Я стал ему нехотя объяснять, что дружба моя с сестрами распалась по известной тебе причине.
– Ты имей в виду, что в женскую гимназию разрешено только учащимся, так что твой соперник Владимир туда не попадет. А Нина к тебе до сих пор неравнодушна. Она еще будет козырять перед подругами тобою, как знаменитостью – мало сказать – нашего города – округа всего.
Увидеть и пообщаться с Ниной я был не против. Петр вышел, а я стал обдумывать то, что я ему наговорил. И, похоже, наговорил лишнее. Я не заметил, как сорвался – и меня понесло. Но я хотел убедить его – в этом ли разговоре или в другом – что вольномыслие я вынес не из кружка, как думает Петр. Она во мне от исконно казацкой вольницы еще со времен Запорожской сечи. Оно во мне от предков наших. И никакой – ни Бутин, ни АБ не повинны в моем вольнодумии. Оно у нас в крови, в казачьей душе, это вольнодумие. Заметно спал пыл слов Петра после моих успехов в скачках. Видно, до него все же дошло, что меня подчинить чужой воле непросто. Не смог он меня на путь свой «истинный» поставить – не стал я столпом смирения и порядка. Ничто не может взнуздать настоящего казака! А сошлись мы с ним на одном: пусть жизнь рассудит нас. Мои ему убеждения, что осина не может быть дубом, – он не слышал, как тот глухарь на току.
Мне почему-то пришли на память слова Баратынского: «Кто жаждет славы, милый мой, тот не всегда себя прославит…».
*
Я не искал с ним встречи, но однажды он пригласил меня в ресторан при ипподроме. При нем была все та же милая Нина. Я был, конечно, польщён таким приглашением. Все заказывала, помню, Нина – и все было чудесным. Нина в тот вечер так заразительно смеялась, что я и не помню всех тех блюд, что подавалось на стол в этот вечер. На ее щечках от смеха проступали очаровательные ямочки. Я вновь в нее был влюблен. Мы танцевали. Я никогда не видел ее так близко перед собою, что я почувствовал теплоту ее тела – и это привело меня в смятение, будто электрический заряд пронзил меня. Она наклонила голову на мое плечо – и ее нежный волос коснулся моей щеки. Танец кончился, но она не отходила от меня.
– Пойдемте, – тихо сказал я.
Она удивленно глянула на меня – мол, куда? И только потом все поняла – и рассмеялась
– Сама не поняла, что на меня нашло, – прильнув все так же ко мне, проговорила Нина.

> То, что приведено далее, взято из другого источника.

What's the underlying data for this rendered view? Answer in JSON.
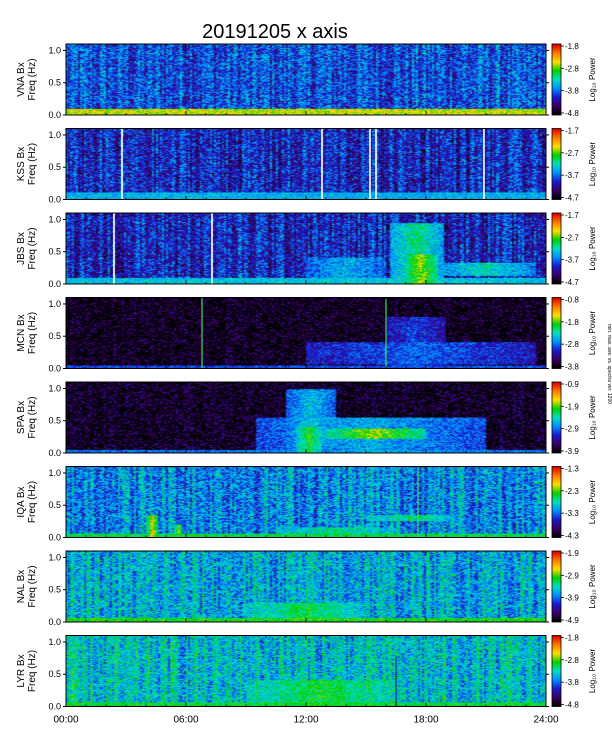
{
  "chart_data": {
    "type": "heatmap",
    "title": "20191205  x  axis",
    "xlabel": "",
    "x_range_hours": [
      0,
      24
    ],
    "x_ticks": [
      "00:00",
      "06:00",
      "12:00",
      "18:00",
      "24:00"
    ],
    "y_range_hz": [
      0,
      1.1
    ],
    "y_ticks": [
      "0.0",
      "0.5",
      "1.0"
    ],
    "colorbar_label": "Log₁₀ Power",
    "colormap": [
      "#000000",
      "#3a0066",
      "#1a1ad0",
      "#0090ff",
      "#00e0c0",
      "#00d000",
      "#ffe000",
      "#ff7a00",
      "#e00000"
    ],
    "side_note": "min. max. ave. vs. spectra ver. 1200",
    "panels": [
      {
        "station": "VNA",
        "ylabel_top": "VNA Bx",
        "ylabel_bottom": "Freq (Hz)",
        "colorbar_ticks": [
          "-1.8",
          "-2.8",
          "-3.8",
          "-4.8"
        ],
        "base_level": 0.3,
        "low_band": [
          {
            "t0": 0,
            "t1": 24,
            "f1": 0.08,
            "level": 0.72
          }
        ],
        "activity": [],
        "white_lines": [],
        "bright_lines": []
      },
      {
        "station": "KSS",
        "ylabel_top": "KSS Bx",
        "ylabel_bottom": "Freq (Hz)",
        "colorbar_ticks": [
          "-1.7",
          "-2.7",
          "-3.7",
          "-4.7"
        ],
        "base_level": 0.24,
        "low_band": [
          {
            "t0": 0,
            "t1": 24,
            "f1": 0.1,
            "level": 0.42
          }
        ],
        "activity": [],
        "white_lines": [
          2.8,
          12.8,
          15.2,
          15.5,
          20.9
        ],
        "bright_lines": []
      },
      {
        "station": "JBS",
        "ylabel_top": "JBS Bx",
        "ylabel_bottom": "Freq (Hz)",
        "colorbar_ticks": [
          "-1.7",
          "-2.7",
          "-3.7",
          "-4.7"
        ],
        "base_level": 0.24,
        "low_band": [
          {
            "t0": 0,
            "t1": 24,
            "f1": 0.08,
            "level": 0.45
          }
        ],
        "activity": [
          {
            "t0": 16.2,
            "t1": 18.9,
            "f0": 0.0,
            "f1": 0.95,
            "level": 0.55
          },
          {
            "t0": 17.0,
            "t1": 18.6,
            "f0": 0.0,
            "f1": 0.45,
            "level": 0.7
          },
          {
            "t0": 18.5,
            "t1": 23.5,
            "f0": 0.12,
            "f1": 0.32,
            "level": 0.5
          },
          {
            "t0": 12.0,
            "t1": 16.0,
            "f0": 0.0,
            "f1": 0.4,
            "level": 0.42
          }
        ],
        "white_lines": [
          2.4,
          7.3
        ],
        "bright_lines": []
      },
      {
        "station": "MCN",
        "ylabel_top": "MCN Bx",
        "ylabel_bottom": "Freq (Hz)",
        "colorbar_ticks": [
          "-0.8",
          "-1.8",
          "-2.8",
          "-3.8"
        ],
        "base_level": 0.02,
        "low_band": [
          {
            "t0": 0,
            "t1": 24,
            "f1": 0.04,
            "level": 0.3
          }
        ],
        "activity": [
          {
            "t0": 12.0,
            "t1": 23.5,
            "f0": 0.05,
            "f1": 0.4,
            "level": 0.32
          },
          {
            "t0": 16.0,
            "t1": 19.0,
            "f0": 0.0,
            "f1": 0.8,
            "level": 0.28
          }
        ],
        "white_lines": [],
        "bright_lines": [
          6.8,
          16.0
        ]
      },
      {
        "station": "SPA",
        "ylabel_top": "SPA Bx",
        "ylabel_bottom": "Freq (Hz)",
        "colorbar_ticks": [
          "-0.9",
          "-1.9",
          "-2.9",
          "-3.9"
        ],
        "base_level": 0.03,
        "low_band": [
          {
            "t0": 0,
            "t1": 24,
            "f1": 0.04,
            "level": 0.35
          }
        ],
        "activity": [
          {
            "t0": 9.5,
            "t1": 21.0,
            "f0": 0.0,
            "f1": 0.55,
            "level": 0.42
          },
          {
            "t0": 11.0,
            "t1": 13.5,
            "f0": 0.1,
            "f1": 1.0,
            "level": 0.45
          },
          {
            "t0": 13.0,
            "t1": 18.0,
            "f0": 0.22,
            "f1": 0.38,
            "level": 0.7
          },
          {
            "t0": 11.5,
            "t1": 12.8,
            "f0": 0.0,
            "f1": 0.4,
            "level": 0.62
          }
        ],
        "white_lines": [],
        "bright_lines": []
      },
      {
        "station": "IQA",
        "ylabel_top": "IQA Bx",
        "ylabel_bottom": "Freq (Hz)",
        "colorbar_ticks": [
          "-1.3",
          "-2.3",
          "-3.3",
          "-4.3"
        ],
        "base_level": 0.38,
        "low_band": [
          {
            "t0": 0,
            "t1": 24,
            "f1": 0.06,
            "level": 0.58
          }
        ],
        "activity": [
          {
            "t0": 4.0,
            "t1": 4.6,
            "f0": 0.0,
            "f1": 0.35,
            "level": 0.75
          },
          {
            "t0": 5.4,
            "t1": 5.8,
            "f0": 0.0,
            "f1": 0.2,
            "level": 0.65
          },
          {
            "t0": 15.0,
            "t1": 19.5,
            "f0": 0.25,
            "f1": 0.35,
            "level": 0.55
          },
          {
            "t0": 10.5,
            "t1": 16.5,
            "f0": 0.0,
            "f1": 0.15,
            "level": 0.55
          }
        ],
        "white_lines": [],
        "bright_lines": [
          17.6
        ]
      },
      {
        "station": "NAL",
        "ylabel_top": "NAL Bx",
        "ylabel_bottom": "Freq (Hz)",
        "colorbar_ticks": [
          "-1.9",
          "-2.9",
          "-3.9",
          "-4.9"
        ],
        "base_level": 0.42,
        "low_band": [
          {
            "t0": 0,
            "t1": 24,
            "f1": 0.06,
            "level": 0.62
          }
        ],
        "activity": [
          {
            "t0": 9.0,
            "t1": 15.0,
            "f0": 0.0,
            "f1": 0.3,
            "level": 0.58
          }
        ],
        "white_lines": [],
        "bright_lines": []
      },
      {
        "station": "LYR",
        "ylabel_top": "LYR Bx",
        "ylabel_bottom": "Freq (Hz)",
        "colorbar_ticks": [
          "-1.8",
          "-2.8",
          "-3.8",
          "-4.8"
        ],
        "base_level": 0.45,
        "low_band": [
          {
            "t0": 0,
            "t1": 24,
            "f1": 0.06,
            "level": 0.6
          }
        ],
        "activity": [
          {
            "t0": 9.0,
            "t1": 16.5,
            "f0": 0.0,
            "f1": 0.4,
            "level": 0.6
          }
        ],
        "white_lines": [],
        "bright_lines": [],
        "dark_lines": [
          16.5
        ]
      }
    ]
  }
}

– Должно быть, вас обуяло безумие, – с улыбкой встретил нас Владимир.
В тот вечер мы засиделись допоздна. Пили красное вино и кофе. И, конечно, много говорили. Я рассказывал свое детство, про свою станицу. И о путешествиях, конечно. Заговорили о вере, о религии. Что, мол, мир движет человек, ибо сама по себе вера едва ли сдвинет гору. Манной небесной сыт не будешь. Тот же Исус дал людям рыболовную сеть, а не молитву.
– -И вообще – земное стоит дорого, – заметил я. – Это удел храбрецов…
– И как это понимать? – спросила девушка.
– А вот так и понимать, что в наши дни считают глупостью – подвергать себя опасности, – стал
деловито объяснять Владимир. – Глупо, мол, рисковать своею жизнью. И не просто глупо, а опасно. И что риск надо избегать.